Ce règne du chaos, en cela qu’aucun ordre, aucun principe ne paraît présider à son avènement, projette en nous une réelle inquiétude, un malaise, nés de notre incapacité à cerner ces phénomènes et de notre position de voyeurs, embarqués dans la violence ou la volupté de l’autre. Avec, pour couronner le tout, la présence étrange du vidéaste sur scène qui bricole les lumières, crée de nouvelles images, intervient comme un scénariste dans le déroulement du spectacle.

Il y a quelque chose du cinéma fantastique et surréaliste dans ces apparitions et disparitions soudaines, ces images décousues, qui s’imposent à nous comme des flashs oniriques en provenance de l’inconscient ou se superposent, s’étirent dans le temps, avec le différé des spectres. Les traces du passé, les souvenirs (et tout ce qu’ils pourraient contenir de violence enfuie, de fantasmes, de velléités d’être) remontent à la surface, glissent sur les peaux dénudées, se figent en des poses photographiques.

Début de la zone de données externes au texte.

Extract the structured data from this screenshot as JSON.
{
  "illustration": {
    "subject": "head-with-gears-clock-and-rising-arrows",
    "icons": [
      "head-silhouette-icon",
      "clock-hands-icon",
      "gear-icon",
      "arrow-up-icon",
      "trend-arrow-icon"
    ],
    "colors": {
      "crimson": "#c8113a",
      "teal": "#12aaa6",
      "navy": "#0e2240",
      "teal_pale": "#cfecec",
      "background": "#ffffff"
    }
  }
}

Immobile, le corps souffrant devient icône, s’adonne à de pieuses jouissances, stigmates sanguinolents et sourire complaisant. Puis du duo au solo, il libère un mouvement qui semble tirer son énergie de l’eau, du scintillement de la lumière. Un mouvement juste, magnétique, dont la forme fluide et compacte varie aux grès des flux et des ressacs numériques, sursaute ou rebondie comme exposée à des stimulations électriques. Ainsi, violent et violenté, souffrant ou jouissif, libre ou dominé, traversé de court-circuits, déformé par la lumière, le corps s’impose, dans ses réalités contemporaines, en lien avec la machine et les forces vives de la nature.